Contrairement à la propagande officielle, le prétendu «tournant de l’époque» n’est pas une réaction à l’attaque russe contre l’Ukraine. La classe dirigeante utilise l’invasion réactionnaire de la Russie, que l’OTAN a systématiquement provoquée, pour mettre en œuvre ses propres plans de réarmement et de guerre. Comme lors des Première et Seconde Guerres mondiales, l’objectif n’a rien à voir avec les «droits de l’homme» ou la «démocratie», mais il s’agit plutôt de la conquête de sphères d’influence et de ressources. En même temps, la politique de guerre sert à dévier vers l’extérieur les tensions de classe explosives.

Contrairement aux politiciens bourgeois qui se délectent du militarisme et en profitent, les travailleurs en Allemagne et en Europe détestent profondément la guerre et la dictature. Dans ces conditions, la politique officielle prend la forme d’une conspiration pure et simple.

Le retour du militarisme allemand, qui alimente énormément le danger d’une troisième guerre mondiale, est également poussé en avant, surtout par les prétendus partis de gauche au Bundestag. Le SPD, avec Scholz, dirige le gouvernement fédéral et donc aussi l’offensive contre la Russie. Les Verts, qui ont déjà organisé en 1998-99 avec le SPD la guerre d’agression contre la Yougoslavie, en violation du droit international, comptent parmi les agitateurs et les bellicistes les plus agressifs.

Le Parti de gauche et les syndicats ont également les deux pieds dans le camp de l’impérialisme allemand. Au Bundestag, le Parti de gauche a voté contre le fonds spécial parce que ses voix ne comptaient pas puisque tous les autres partis soutenaient le fonds. Politiquement, cependant, il est d’accord avec la campagne guerrière. Les principaux représentants du parti soutiennent les sanctions contre la Russie et les livraisons d’armes à l’Ukraine et demandent même la réintroduction du service militaire obligatoire.

Dans une récente déclaration, le syndicat Verdi – qui a imposé le gel des salaires et des réductions de salaires réels aux infirmières, aux éducateurs et aux enseignants – a appelé à une «amélioration durable de la Bundeswehr» et à une «amélioration de la cybersécurité» des forces armées. La Fédération allemande des syndicats (DGB) a également exigé récemment une «contribution substantielle» de l’Allemagne à la force militaire de l’OTAN et de l’UE.
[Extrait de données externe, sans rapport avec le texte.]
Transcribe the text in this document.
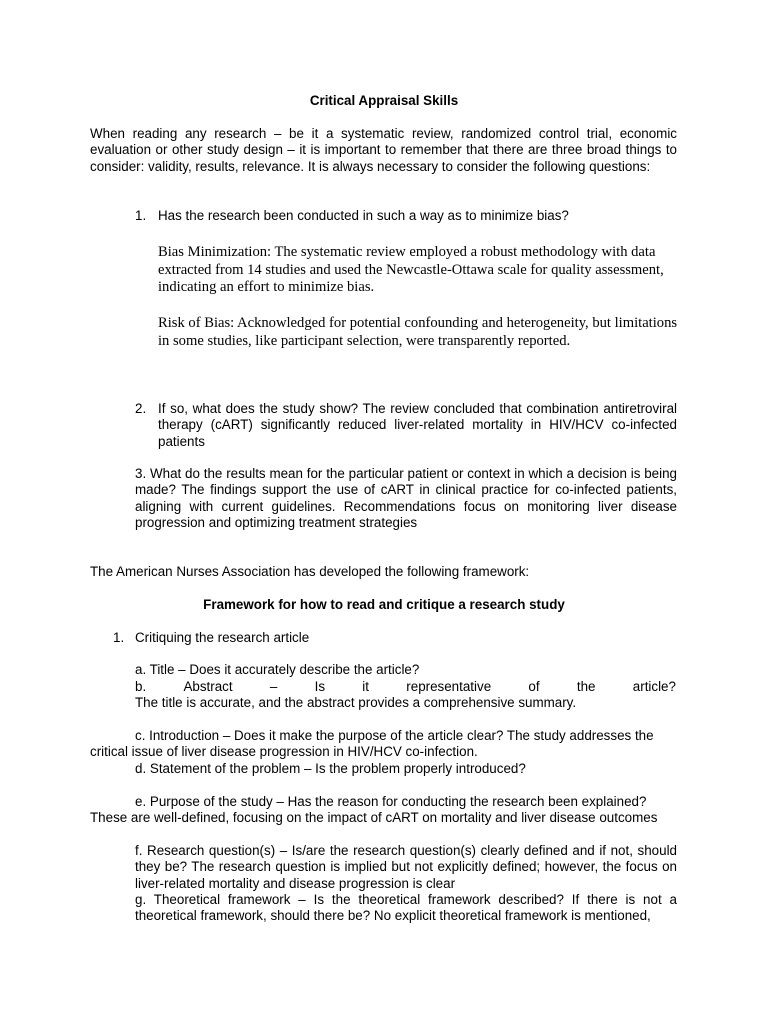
Critical Appraisal Skills

When reading any research – be it a systematic review, randomized control trial, economic evaluation or other study design – it is important to remember that there are three broad things to consider: validity, results, relevance. It is always necessary to consider the following questions:

1. Has the research been conducted in such a way as to minimize bias?

Bias Minimization: The systematic review employed a robust methodology with data extracted from 14 studies and used the Newcastle-Ottawa scale for quality assessment, indicating an effort to minimize bias.

Risk of Bias: Acknowledged for potential confounding and heterogeneity, but limitations in some studies, like participant selection, were transparently reported.

2. If so, what does the study show? The review concluded that combination antiretroviral therapy (cART) significantly reduced liver-related mortality in HIV/HCV co-infected patients

3. What do the results mean for the particular patient or context in which a decision is being made? The findings support the use of cART in clinical practice for co-infected patients, aligning with current guidelines. Recommendations focus on monitoring liver disease progression and optimizing treatment strategies

The American Nurses Association has developed the following framework:

Framework for how to read and critique a research study
1. Critiquing the research article

a. Title – Does it accurately describe the article?

b.	Abstract	–	Is	it	representative	of	the	article?

The title is accurate, and the abstract provides a comprehensive summary.

c. Introduction – Does it make the purpose of the article clear? The study addresses the

critical issue of liver disease progression in HIV/HCV co-infection.

d. Statement of the problem – Is the problem properly introduced?

e. Purpose of the study – Has the reason for conducting the research been explained?

These are well-defined, focusing on the impact of cART on mortality and liver disease outcomes

f. Research question(s) – Is/are the research question(s) clearly defined and if not, should they be? The research question is implied but not explicitly defined; however, the focus on liver-related mortality and disease progression is clear

g. Theoretical framework – Is the theoretical framework described? If there is not a theoretical framework, should there be? No explicit theoretical framework is mentioned,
Le seul parti qui s’oppose à la politique de guerre de la bourgeoisie allemande est le Parti de l’égalité socialiste (SGP). Avec nos partis frères du Comité international de la Quatrième Internationale, nous allons intensifier la lutte pour construire un puissant mouvement socialiste antiguerre. Ce faisant, nous nous appuyons sur l’énorme opposition dans la classe ouvrière qui entre dans les luttes de classe ouvertes dans le monde entier après 30 ans de guerre et d’austérité sociale.

Si la classe dirigeante en Allemagne, et surtout elle, pense qu’elle peut s’emparer du pouvoir mondial une troisième fois après ses crimes historiques dans les deux guerres mondiales, elle a fait ses calculs sans tenir compte de la classe ouvrière et de sa direction politique, qui doit maintenant être développée en un parti de masse. Devenez membre du Parti de l’égalité socialiste aujourd’hui et joignez les rangs de la lutte contre le militarisme, la guerre et sa source: le capitalisme. Plus jamais la guerre, plus jamais le fascisme!